The Physicality of Knowing

These thoughts are inspired by the first week of Caroline Williams’ 30 Days of Christian Yoga. It’s currently ongoing, and I got started late so I’m only a week in, but I recommend it so far.

I have been noticing lately just how much my brain functions in words. It doesn’t form pictures well. What pictures I do manage to conjure up are mostly my brain describing the picture to me. You know, with words.

This means that when I appreciate written imagery, I’m mostly appreciating the pretty wording. It doesn’t always mean much to me beyond that.

Having concrete experiences to connect imagery to can help though.
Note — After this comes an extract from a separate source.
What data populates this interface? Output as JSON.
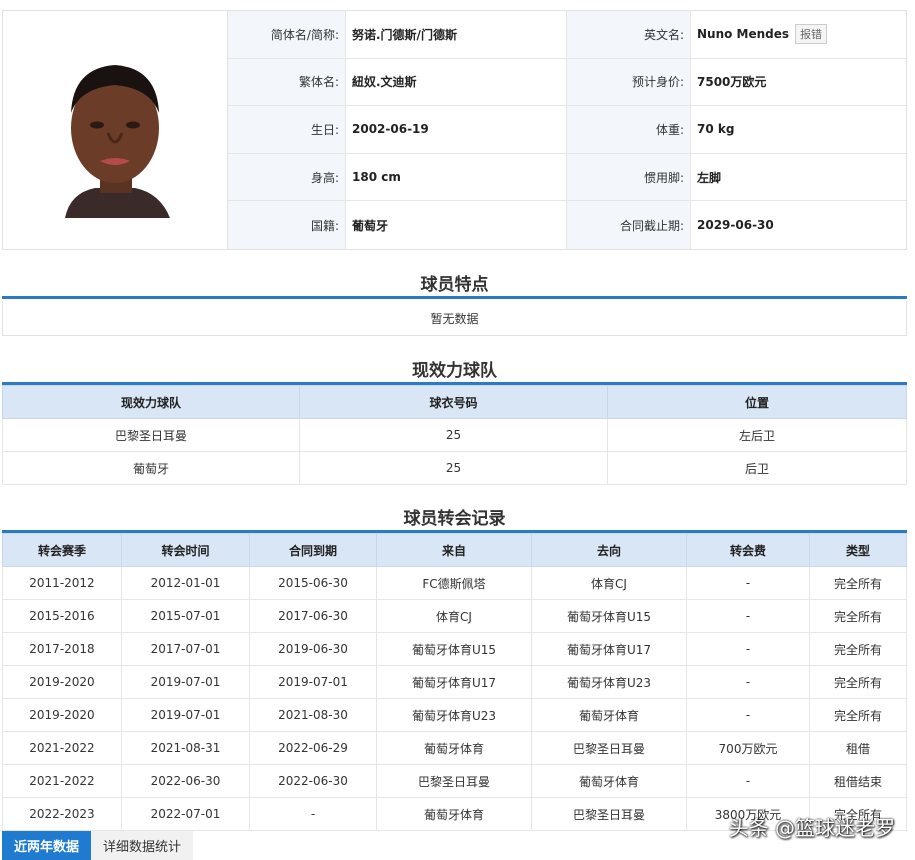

Caroline’s comments in this yoga series got me thinking about how yoga specifically can help me grasp imagery from the Bible.

The verses she focused on that first week were Ephesians 3:17b-19: And I pray that you, being rooted and established in love, may have power, together with all the Lord’s holy people, to grasp how wide and long and high and deep is the love of Christ, and to know this love that surpasses knowledge—that you may be filled to the measure of all the fullness of God.

Those descriptive words – rooted, wide, long, high, deep – have always been vague word pictures, maybe bringing to mind trees and buildings, but what if I connect them to what I experience in my body?

Standing firm in mountain pose with my feet planted and rooted and stable, keeping me upright and steady… God’s love is a firmer base than that.

Inhaling, I stretch my arms out to my sides and pause there before lifting them above my head… God’s love is wider than that.

From warrior III, my body in a T shape with one foot on the floor, I reach the other foot as far back as I can to plant it on the ground and land in a lunge… longer than that.

Back in that mountain pose, I reach my arms high above my head and lift up onto my toes, looking up to my fingers… higher than that.

Taking a slow inhale, I feel it move through my ribs and my stomach the whole way down into my pelvis… deeper than that.

This isn’t a vague picture I can’t bring to life in my head. This is experience, moments I’ve lived over and over, moments I can relive if I want reminding of how they feel.

God gave us bodies. God became a body. Our bodies are how we experience life. Why would we leave them out of our experience of knowing God?

What does the width and length and height and depth of God’s love feel like in your body?